The more graupel, the more lightning, Petersen says, likening a thunderstorm cloud to a battery. As water vapor is blown up into the cloud, it cools and condenses to form small cloud droplets and then larger raindrops. These bits of water become supercooled and eventually freeze as they move up, accreting together with other ice particles to make graupel pellets, which tend to fall back down. At the same time, thunderstorm updrafts move ice crystals up in the cloud. As passing ice crystals collide with the falling graupel, they exchange electrons. The movement creates an electrical current, basically making one end of the cloud positive and the other negative — perfect for making lightning.

With that knowledge in hand, Petersen and colleagues examined satellite data from NASA’s Tropical Rainfall Measuring Mission (TRMM) to look at lightning flashes around the world, along with the locations of water and large ice particles. The team compared ice density in the clouds with the amount of flashes produced, and found that the correlation of the amount of ice with the amount of lightning stayed steady, whether over land masses or oceans: Increasing the amount of ice increased lightning flashes proportionally.

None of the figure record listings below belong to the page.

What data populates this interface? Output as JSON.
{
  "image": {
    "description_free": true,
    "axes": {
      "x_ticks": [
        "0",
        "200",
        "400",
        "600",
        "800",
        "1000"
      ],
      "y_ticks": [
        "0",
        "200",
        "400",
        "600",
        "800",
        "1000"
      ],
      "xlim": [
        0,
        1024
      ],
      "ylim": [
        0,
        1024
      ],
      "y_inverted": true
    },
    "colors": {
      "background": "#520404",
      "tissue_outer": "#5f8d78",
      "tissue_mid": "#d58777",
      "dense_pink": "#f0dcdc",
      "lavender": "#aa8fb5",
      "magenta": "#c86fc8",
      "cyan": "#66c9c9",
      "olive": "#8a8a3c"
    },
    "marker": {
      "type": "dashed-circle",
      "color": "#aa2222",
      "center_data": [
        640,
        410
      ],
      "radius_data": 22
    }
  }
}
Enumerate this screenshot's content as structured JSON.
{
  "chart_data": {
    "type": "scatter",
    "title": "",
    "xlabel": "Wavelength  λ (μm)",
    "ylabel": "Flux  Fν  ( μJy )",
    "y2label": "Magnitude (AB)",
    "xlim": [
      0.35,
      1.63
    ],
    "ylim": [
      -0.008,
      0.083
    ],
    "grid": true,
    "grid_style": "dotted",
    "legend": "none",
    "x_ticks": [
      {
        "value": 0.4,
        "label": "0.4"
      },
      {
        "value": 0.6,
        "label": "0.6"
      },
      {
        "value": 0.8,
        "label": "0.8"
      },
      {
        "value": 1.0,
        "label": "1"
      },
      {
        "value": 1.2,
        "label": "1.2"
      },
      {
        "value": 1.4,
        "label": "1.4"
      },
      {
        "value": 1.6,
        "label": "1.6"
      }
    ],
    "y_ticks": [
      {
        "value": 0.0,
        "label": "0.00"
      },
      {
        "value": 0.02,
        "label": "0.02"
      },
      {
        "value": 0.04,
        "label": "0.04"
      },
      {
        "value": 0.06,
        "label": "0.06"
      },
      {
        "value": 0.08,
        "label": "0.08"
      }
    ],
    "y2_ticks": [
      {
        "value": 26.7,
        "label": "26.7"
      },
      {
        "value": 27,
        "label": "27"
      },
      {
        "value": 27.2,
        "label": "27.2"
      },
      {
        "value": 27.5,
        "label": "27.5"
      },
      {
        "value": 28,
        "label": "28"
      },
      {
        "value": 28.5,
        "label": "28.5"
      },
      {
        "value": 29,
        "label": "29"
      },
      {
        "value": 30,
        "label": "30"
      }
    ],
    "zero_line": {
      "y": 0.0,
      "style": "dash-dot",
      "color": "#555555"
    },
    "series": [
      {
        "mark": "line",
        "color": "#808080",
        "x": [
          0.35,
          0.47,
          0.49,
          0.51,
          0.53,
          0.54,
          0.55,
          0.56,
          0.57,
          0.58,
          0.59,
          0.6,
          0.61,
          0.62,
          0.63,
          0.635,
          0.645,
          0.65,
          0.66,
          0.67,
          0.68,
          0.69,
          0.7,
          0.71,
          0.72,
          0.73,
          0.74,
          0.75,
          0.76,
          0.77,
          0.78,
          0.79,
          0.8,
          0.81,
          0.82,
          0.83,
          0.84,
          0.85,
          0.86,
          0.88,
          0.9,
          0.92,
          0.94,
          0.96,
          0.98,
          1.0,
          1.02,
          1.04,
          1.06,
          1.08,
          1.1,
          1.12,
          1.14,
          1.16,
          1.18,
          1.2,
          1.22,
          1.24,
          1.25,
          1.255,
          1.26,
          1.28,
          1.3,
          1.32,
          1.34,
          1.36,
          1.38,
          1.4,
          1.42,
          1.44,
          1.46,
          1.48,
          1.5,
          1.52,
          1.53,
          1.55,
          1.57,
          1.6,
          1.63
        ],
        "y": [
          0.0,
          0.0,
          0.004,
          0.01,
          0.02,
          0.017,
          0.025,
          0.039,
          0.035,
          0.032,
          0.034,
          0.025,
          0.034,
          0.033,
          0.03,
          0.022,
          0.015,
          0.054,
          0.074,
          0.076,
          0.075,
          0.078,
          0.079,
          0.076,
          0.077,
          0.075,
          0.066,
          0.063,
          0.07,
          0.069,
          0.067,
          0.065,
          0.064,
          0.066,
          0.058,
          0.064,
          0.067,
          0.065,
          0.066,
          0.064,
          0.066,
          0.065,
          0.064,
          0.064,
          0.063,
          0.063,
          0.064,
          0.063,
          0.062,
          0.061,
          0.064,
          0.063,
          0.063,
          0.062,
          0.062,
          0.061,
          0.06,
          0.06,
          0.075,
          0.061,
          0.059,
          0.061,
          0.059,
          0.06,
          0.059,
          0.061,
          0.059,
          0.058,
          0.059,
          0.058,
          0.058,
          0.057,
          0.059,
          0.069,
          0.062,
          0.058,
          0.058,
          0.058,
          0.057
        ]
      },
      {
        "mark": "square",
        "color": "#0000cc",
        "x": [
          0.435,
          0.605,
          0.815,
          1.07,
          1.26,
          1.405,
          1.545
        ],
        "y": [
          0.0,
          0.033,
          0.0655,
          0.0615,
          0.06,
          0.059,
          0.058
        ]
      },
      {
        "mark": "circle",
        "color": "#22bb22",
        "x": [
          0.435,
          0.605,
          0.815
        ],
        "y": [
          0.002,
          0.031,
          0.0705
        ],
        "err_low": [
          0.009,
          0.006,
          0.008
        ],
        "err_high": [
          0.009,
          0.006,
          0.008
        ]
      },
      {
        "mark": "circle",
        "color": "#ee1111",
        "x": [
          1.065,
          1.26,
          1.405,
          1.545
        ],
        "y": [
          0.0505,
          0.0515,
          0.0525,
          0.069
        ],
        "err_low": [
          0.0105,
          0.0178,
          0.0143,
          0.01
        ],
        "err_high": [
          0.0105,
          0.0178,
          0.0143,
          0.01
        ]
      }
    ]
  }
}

“If you look at the oceans or the continents or coastal areas, all these different areas have different ways to make rainfall,” Petersen says. “The thing that is consistent in those areas is the mechanism to make lightning: the presence of this ice mass.”

The new research, published in Geophysical Research Letters on July 26, is “excellent” and “probably the best documented” if not the first confirmation of the steady correlation between lightning and precipitation-sized ice in thunderstorm clouds, says Ken Pickering of the University of Maryland in College Park.

Because ice is part of the water budget, Petersen says, it is an integral piece of information for weather and climate modeling. But just how much ice contributes to the system remains unknown. The research team suggests that lightning measurements could be a good indication for how much water-ice is present in clouds on a global scale.

Pickering also suggests that the findings could also help in determining the chemical impact of lightning on the atmosphere, which catalyzes the production of ozone by creating nitric oxide — a possible climate feedback loop. Current satellite instruments, he says, “can’t get an exact count of all lightning flashes around the world,” and chemical modelers must make estimates based on meteorological variables. “We may be on a better track to predicting global flash rates better,” Pickering says, for the next generation of climate models.